A taxpayer claiming exemption must bring himself clearly within the exempting provisions of the law. He must show, inter alia, that an actual pension plan existed. The trust here in question applied to only four employees of Nash. They were key executives who were regularly receiving high salaries. They were to receive a bonus for 1941. The payment of $110,000 in trust for the benefit of these four men was in the nature of a bonus or additional compensation for their services for one year. No intention to create a pension plan appears. The record does not show clearly what intention, if any, Nash may have had in 1941 as to the future use of this trust.
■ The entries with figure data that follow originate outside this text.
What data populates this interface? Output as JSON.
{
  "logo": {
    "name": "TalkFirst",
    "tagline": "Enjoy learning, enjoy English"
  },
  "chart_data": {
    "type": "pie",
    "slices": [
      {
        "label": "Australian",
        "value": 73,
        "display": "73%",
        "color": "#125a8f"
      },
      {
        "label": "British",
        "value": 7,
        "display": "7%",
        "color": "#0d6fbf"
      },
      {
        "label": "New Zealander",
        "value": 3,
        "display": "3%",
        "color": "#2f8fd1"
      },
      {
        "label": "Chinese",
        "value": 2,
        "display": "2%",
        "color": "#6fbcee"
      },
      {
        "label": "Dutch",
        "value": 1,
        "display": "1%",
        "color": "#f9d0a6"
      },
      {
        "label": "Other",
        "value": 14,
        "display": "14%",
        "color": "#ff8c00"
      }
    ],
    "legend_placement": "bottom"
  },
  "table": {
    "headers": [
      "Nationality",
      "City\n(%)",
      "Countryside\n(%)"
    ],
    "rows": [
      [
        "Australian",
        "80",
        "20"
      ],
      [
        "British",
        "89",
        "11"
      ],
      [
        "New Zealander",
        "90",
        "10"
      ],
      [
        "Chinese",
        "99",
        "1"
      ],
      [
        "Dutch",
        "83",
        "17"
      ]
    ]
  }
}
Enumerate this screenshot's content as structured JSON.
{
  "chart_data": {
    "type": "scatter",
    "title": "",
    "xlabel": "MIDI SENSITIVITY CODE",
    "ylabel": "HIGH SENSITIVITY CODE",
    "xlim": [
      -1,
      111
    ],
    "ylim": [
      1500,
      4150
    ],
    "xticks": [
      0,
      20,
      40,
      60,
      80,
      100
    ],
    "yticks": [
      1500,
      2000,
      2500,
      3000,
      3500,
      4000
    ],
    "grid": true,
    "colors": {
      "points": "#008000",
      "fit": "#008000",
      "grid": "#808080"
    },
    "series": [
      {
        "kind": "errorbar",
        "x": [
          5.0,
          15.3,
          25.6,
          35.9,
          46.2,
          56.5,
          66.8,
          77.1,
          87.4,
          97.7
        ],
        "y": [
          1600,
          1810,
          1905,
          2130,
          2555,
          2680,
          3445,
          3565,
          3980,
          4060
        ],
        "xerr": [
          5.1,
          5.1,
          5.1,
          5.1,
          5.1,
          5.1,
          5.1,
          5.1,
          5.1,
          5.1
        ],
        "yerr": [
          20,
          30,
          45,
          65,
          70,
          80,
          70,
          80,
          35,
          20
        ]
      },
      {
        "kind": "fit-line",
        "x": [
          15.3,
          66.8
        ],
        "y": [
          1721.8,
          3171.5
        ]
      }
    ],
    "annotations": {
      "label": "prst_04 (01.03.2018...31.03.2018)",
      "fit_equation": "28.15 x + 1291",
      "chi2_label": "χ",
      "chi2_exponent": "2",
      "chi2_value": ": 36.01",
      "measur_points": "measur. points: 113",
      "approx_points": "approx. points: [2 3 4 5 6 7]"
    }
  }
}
The trust deed expressly provided that Nash was under no obligation to make any payment to the trust in addition to the original payment of $110,000 which represented extra compensation to these men for 1941. There was no guarantee that Nash would ever make another payment or carry the plan to fruition. Cf. South Texas Commercial National Bank of Houston, 7 T.C. 764. Future payments were entirely within the discretion of Nash. Actually, it later paid some additional money into the trust. The trust apparently did not serve the purpose of retaining the employees and did not last long. The petitioner attempts to explain its termination by a change in the revenue laws in regard to employees' trusts which caused Nash to abandon this plan and adopt another one designed to come within the new law. Perhaps no one of the circumstances mentioned above would keep a trust from being exempt under section 165. They must all be considered to determine whether this was an exempt pension plan. The cases of D. D. Hubbell, 3 T.C. 626; affd., 150 Fed.(2d) 516; Renton K. Brodie, 1 T.C. 275; and David Watson Anderson, 5 T.C. 1317, while involving different facts, nevertheless point the way in cases of this type. The conclusion has been reached, after taking into consideration all of the circumstances surrounding this trust, that it was not an employee's trust of the kind described in section 165 and the petitioner is not entitled to exemption under that section.

The petitioner apparently recognizes that if the full amount of $20,000 is not exempt under section 165, then one-half of it would be taxable for reasons stated in Renton K. Brodie, supra. He argues that in no event is the other one-half of the $20,000 taxable to him in 1941 because that $10,000 was forfeitable. It was not unqualifiedly committed to the petitioner's benefit in 1941. There was no certainty during that year that he would ever get any benefit from it. That benefit could be lost if he did not remain in the employ of Nash for five years. It has been held, in accordance with the Commissioner's regulations, that an employee's beneficial interest which is forfeitable at the time the contribution is made is not taxable to him at that time. See regulations 111, sec. 29.165-7; Julian Robertson, 6 T.C. 1060; Schaefer v. Bowers, 50 Fed.(2d) 689; certiorari denied 284 U.S. 668. The contingency in the two cases cited was substantially the same as in the present case and upon those authorities that point is decided for the petitioner.

Decision will be entered under Rule 50.